Happy 80th to #12!

by Curtis Brookshire
February 20, 1997

The following is based on a true story:

    Eighty years ago this month, the skilled craftsmen at the Baldwin Locomotive Works in Eddystone, Pennsylvania were putting the finishing touches on construction number 45069. She was a narrow gauge locomotive, type 10-26D #332. Class 10-26D indicated she was a 4-6-0 with 16x22 inch cylinders, and the 332d of this type built (not necessarily similar in any other respect, just the 332d narrow gauge ten wheeler built with 16x22 inch cylinders). She was being readied for shipment to the East Tennessee and Western North Carolina Railroad for delivery to Johnson City, Tennessee. She wore road number 12 and cost $13,500.00. The ET&WNC added an "other" cost of $26.14 to the bill so the total read $13,526.14 in the company ledgers. She was not the subject of a builder's photo, construction number 42766 (number 10) got that privilege, being the "class" engine.

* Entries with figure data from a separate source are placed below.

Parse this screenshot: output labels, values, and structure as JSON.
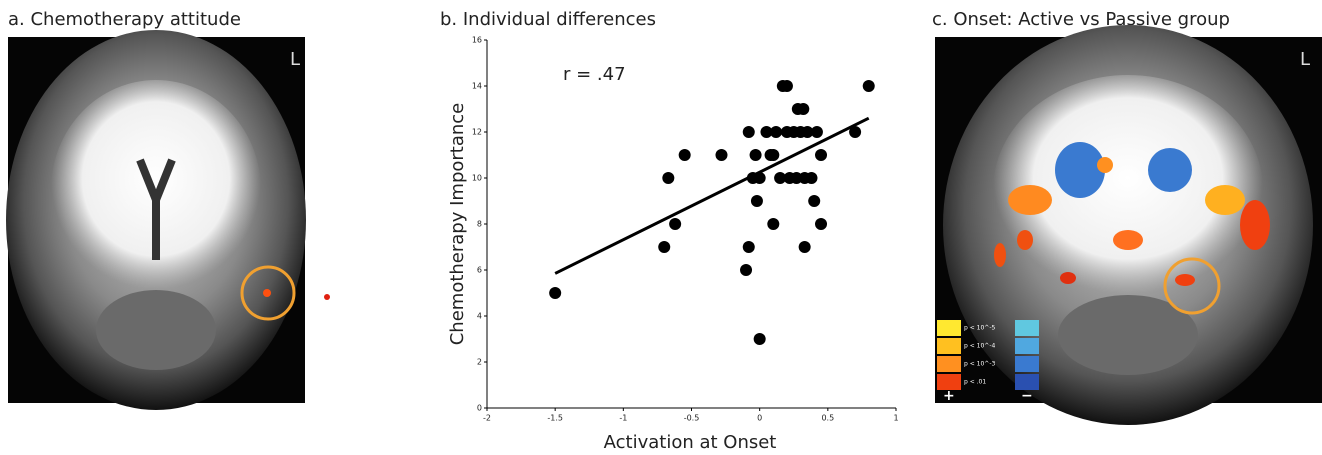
{
  "panel_a": {
    "title": "a. Chemotherapy attitude",
    "orientation": "L"
  },
  "chart_data": {
    "type": "scatter",
    "title": "b. Individual differences",
    "annotation": "r = .47",
    "x_label": "Activation at Onset",
    "y_label": "Chemotherapy Importance",
    "x": [
      -1.5,
      -0.7,
      -0.67,
      -0.62,
      -0.55,
      -0.28,
      -0.1,
      -0.08,
      -0.08,
      -0.05,
      -0.03,
      -0.02,
      0,
      0,
      0.05,
      0.08,
      0.1,
      0.1,
      0.12,
      0.15,
      0.17,
      0.2,
      0.2,
      0.22,
      0.25,
      0.27,
      0.28,
      0.3,
      0.32,
      0.33,
      0.33,
      0.35,
      0.38,
      0.4,
      0.42,
      0.45,
      0.45,
      0.7,
      0.8
    ],
    "values": [
      5,
      7,
      10,
      8,
      11,
      11,
      6,
      7,
      12,
      10,
      11,
      9,
      3,
      10,
      12,
      11,
      11,
      8,
      12,
      10,
      14,
      14,
      12,
      10,
      12,
      10,
      13,
      12,
      13,
      10,
      7,
      12,
      10,
      9,
      12,
      11,
      8,
      12,
      14
    ],
    "color": "#000000",
    "fit_line": {
      "x": [
        -1.5,
        0.8
      ],
      "values": [
        5.85,
        12.6
      ]
    },
    "xlim": [
      -2,
      1
    ],
    "ylim": [
      0,
      16
    ],
    "xticks": [
      -2,
      -1.5,
      -1,
      -0.5,
      0,
      0.5,
      1
    ],
    "yticks": [
      0,
      2,
      4,
      6,
      8,
      10,
      12,
      14,
      16
    ]
  },
  "panel_c": {
    "title": "c. Onset: Active vs Passive group",
    "orientation": "L",
    "legend_labels": [
      "p < 10^-5",
      "p < 10^-4",
      "p < 10^-3",
      "p < .01"
    ],
    "signs": [
      "+",
      "−"
    ]
  }
}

    (For those who may be unwashed, a "class" engine refers to the first locomotive number of a particular series, in this case number 10 was the first of the big ten wheelers [number 9 was smaller so was of a different class]. Builder's photos were customarily taken of class engines, unless a particular locomotive had a specific feature that the customer requested a photo of.)

    Here are some specs.
Johnny Graybeal gave me these off number 12's Baldwin Erector's card:

          Spec number:    C-4169
                 Type:    10-26D332
            Cylinders:    16x22
      Boiler diameter:    54", extended wagon top boiler
   Firebox dimensions:    95 15/16" long x 23 3/8" wide
                Flues:    188 flue tubes, 2" diameter, 12' 1 3/4" long
      Heating surface:    116 square feet
           Grate area:    15.5 square feet
Ratio to heat surface:    1/84
            Wheelbase:    driving 10'
                          total engine 19' 6"
                          engine and tender 46'
    Weight on drivers:    80,050 lbs
    Wt on front truck:    18,750 lbs
        Engine weight:    98,800 lbs
        Tender weight:    60,000 lbs loaded
        Coal capacity:    4 tons
       Water capacity:    3,000 gallons
      Tractive effort:    19,100 lbs
    Ratio of Adhesion:    4.2

    How did she travel? The shortest route would be as follows:

Pennsylvania to Potomac Yard, VA (just outside of DC),
Southern from Pot. Yard to Lynchburg, VA,
Norfolk and Western, Lynchburg to Bristol, VA
Southern, Bristol to Johnson City, TN

    Now taking into account that the locomotive and tender would have to travel by flatcar, and also taking into account the height restrictions of the B&P tunnels in Baltimore, she may have traveled as follows:

Pennsylvania - from Philadelphia to Hagerstown, Maryland via Harrisburg (Enola Yard),
Norfolk and Western - from Hagerstown, MD to Bristol, VA down the Shennandoah Valley,
Southern - Bristol to Johnson City.

    Either way she would soon be working hard in the Blue Ridge Mountains at the beginning of a long and distinguished career. Happy Birthday to our favorite Octogenarian, ET&WNC "Tweetsie" number 12!